This chapter presents the Cisco Voice Interworking Service Module (VISM) set of features and the solutions provided by this voice card, including Voice Over AAL2, Voice over ATM, and Voice over IP (VoIP) networks. This chapter shows you how to add, configure, display, and verify voice connections. It describes VISM clocking, including clocking options and configuration procedures.
Multiprotocol Label Switching (MPLS) is introduced, with the steps required to set up MPLS on the RPM. The MPLS section does not provide detailed configuration information; it is intended only as a guide for planning for MPLS in your network.
The RPM, including memory locations and port numbering, is also described, and the Cisco IOS command-line interface is introduced. Commands for configuring the RPM and for setting up the RPM ATM switch interface are explained. This chapter also discusses permanent virtual circuits (PVCs) on the RPM, including commands for creating and displaying these PVCs.
VISM Overview
The first key topic discussed in this chapter is the Cisco Voice Interworking Service Module (VISM). The VISM consists of a front and back card set designed to operate on the Cisco MGX 8250/8850-PXM1 switches for Releases 1.5 and 2.0. For VISM services on MGX 8230 switches, you must use VISM Release 2.0 or 2.1. The VISM provides interfaces to an ATM packet network and to TDM (time-division multiplexing) T1/E1 lines.

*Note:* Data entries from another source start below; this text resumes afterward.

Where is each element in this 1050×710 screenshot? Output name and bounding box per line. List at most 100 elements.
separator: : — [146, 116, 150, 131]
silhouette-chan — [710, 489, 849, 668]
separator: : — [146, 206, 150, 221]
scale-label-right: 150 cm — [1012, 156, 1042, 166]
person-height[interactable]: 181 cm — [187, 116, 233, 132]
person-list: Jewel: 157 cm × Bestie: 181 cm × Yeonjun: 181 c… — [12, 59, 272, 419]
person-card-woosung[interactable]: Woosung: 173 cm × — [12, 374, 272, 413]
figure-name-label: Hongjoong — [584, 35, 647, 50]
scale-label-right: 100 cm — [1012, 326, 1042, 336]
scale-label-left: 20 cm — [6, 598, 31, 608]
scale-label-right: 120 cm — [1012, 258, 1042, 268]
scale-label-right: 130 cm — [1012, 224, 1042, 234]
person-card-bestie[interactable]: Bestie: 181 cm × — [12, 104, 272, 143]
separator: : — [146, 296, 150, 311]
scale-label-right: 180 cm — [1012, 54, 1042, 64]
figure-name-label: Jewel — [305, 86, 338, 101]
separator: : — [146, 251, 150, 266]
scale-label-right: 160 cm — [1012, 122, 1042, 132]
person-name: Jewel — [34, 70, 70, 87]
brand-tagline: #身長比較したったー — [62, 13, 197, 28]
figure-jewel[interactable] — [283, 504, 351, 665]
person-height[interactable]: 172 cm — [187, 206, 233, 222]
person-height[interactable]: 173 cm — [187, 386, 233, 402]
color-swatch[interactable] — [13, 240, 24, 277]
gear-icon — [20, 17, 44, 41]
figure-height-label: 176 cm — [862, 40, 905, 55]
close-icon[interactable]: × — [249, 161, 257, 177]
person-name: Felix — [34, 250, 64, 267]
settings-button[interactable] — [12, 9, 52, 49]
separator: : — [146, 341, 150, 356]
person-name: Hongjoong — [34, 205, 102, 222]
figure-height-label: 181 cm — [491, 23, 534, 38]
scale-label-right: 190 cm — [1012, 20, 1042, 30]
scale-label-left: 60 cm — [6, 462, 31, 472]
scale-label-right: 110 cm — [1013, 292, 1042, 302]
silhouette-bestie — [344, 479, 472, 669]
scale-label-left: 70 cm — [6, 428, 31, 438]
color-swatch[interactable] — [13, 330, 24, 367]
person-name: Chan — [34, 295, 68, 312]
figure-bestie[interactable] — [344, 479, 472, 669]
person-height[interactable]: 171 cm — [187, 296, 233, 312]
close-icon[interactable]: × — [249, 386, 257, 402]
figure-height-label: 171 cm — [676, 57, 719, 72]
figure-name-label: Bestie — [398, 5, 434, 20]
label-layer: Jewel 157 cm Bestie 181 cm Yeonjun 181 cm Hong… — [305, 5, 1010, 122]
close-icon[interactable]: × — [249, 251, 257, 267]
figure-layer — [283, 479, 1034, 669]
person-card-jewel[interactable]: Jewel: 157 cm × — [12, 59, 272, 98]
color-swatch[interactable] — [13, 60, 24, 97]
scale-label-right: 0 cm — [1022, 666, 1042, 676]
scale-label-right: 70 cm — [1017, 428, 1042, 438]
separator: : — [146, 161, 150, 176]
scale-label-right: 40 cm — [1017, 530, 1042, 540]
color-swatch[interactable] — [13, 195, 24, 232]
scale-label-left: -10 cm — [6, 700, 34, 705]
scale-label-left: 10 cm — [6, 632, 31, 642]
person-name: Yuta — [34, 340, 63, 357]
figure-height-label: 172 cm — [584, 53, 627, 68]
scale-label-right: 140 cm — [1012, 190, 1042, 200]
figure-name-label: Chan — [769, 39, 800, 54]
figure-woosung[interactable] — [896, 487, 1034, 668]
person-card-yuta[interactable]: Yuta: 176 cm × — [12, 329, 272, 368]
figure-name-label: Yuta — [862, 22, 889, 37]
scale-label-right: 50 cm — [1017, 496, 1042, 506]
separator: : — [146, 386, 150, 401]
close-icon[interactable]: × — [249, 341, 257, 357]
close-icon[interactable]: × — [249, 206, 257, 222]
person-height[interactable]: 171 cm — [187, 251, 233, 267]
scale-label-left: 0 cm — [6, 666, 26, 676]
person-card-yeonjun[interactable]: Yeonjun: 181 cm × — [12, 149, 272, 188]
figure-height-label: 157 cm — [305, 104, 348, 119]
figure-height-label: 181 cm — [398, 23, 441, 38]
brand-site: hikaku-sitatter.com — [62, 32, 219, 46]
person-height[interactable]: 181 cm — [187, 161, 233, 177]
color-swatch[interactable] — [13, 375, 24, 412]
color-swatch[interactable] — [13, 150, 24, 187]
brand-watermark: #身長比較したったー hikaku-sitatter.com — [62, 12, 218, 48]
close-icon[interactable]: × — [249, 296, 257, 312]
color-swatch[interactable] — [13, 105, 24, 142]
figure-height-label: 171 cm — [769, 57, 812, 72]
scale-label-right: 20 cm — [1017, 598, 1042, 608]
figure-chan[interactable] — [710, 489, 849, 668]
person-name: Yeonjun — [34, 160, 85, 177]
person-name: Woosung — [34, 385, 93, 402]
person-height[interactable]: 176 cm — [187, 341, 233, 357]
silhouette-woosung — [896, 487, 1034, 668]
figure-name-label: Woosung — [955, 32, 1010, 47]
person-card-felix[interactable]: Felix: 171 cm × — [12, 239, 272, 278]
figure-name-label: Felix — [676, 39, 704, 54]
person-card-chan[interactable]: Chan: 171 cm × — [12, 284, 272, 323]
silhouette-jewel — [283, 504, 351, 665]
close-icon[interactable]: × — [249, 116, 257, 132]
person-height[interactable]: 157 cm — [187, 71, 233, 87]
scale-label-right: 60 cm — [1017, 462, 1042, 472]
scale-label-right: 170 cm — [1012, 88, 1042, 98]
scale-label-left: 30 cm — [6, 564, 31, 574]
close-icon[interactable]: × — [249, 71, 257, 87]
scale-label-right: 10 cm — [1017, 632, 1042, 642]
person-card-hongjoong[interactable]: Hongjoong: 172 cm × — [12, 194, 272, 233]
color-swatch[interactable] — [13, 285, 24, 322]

VISM Release 2.1 is a single-height Cisco MGX front card. As many as 24 cards can be installed in a Cisco MGX 8250 or Cisco MGX 8850 shelf, and as many as 8 cards can be installed in a Cisco MGX 8230 shelf. Each VISM supports either eight T1 lines or eight E1 lines. There are two hardware versions of the card—one for T1 lines and one for E1 lines. T1 and E1 lines cannot be mixed on a VISM card. (VISM is not supported on the Cisco MGX 8260 platform.)
A Cisco MGX 8850 Wide Area Edge Switch, when equipped with one or more VISM card sets, can transport digitized voice signals across a packet network. Thus, the VISM/MGX 8850 combination provides an interface or gateway between conventional voice TDM networks and networks based on packet-switching technology.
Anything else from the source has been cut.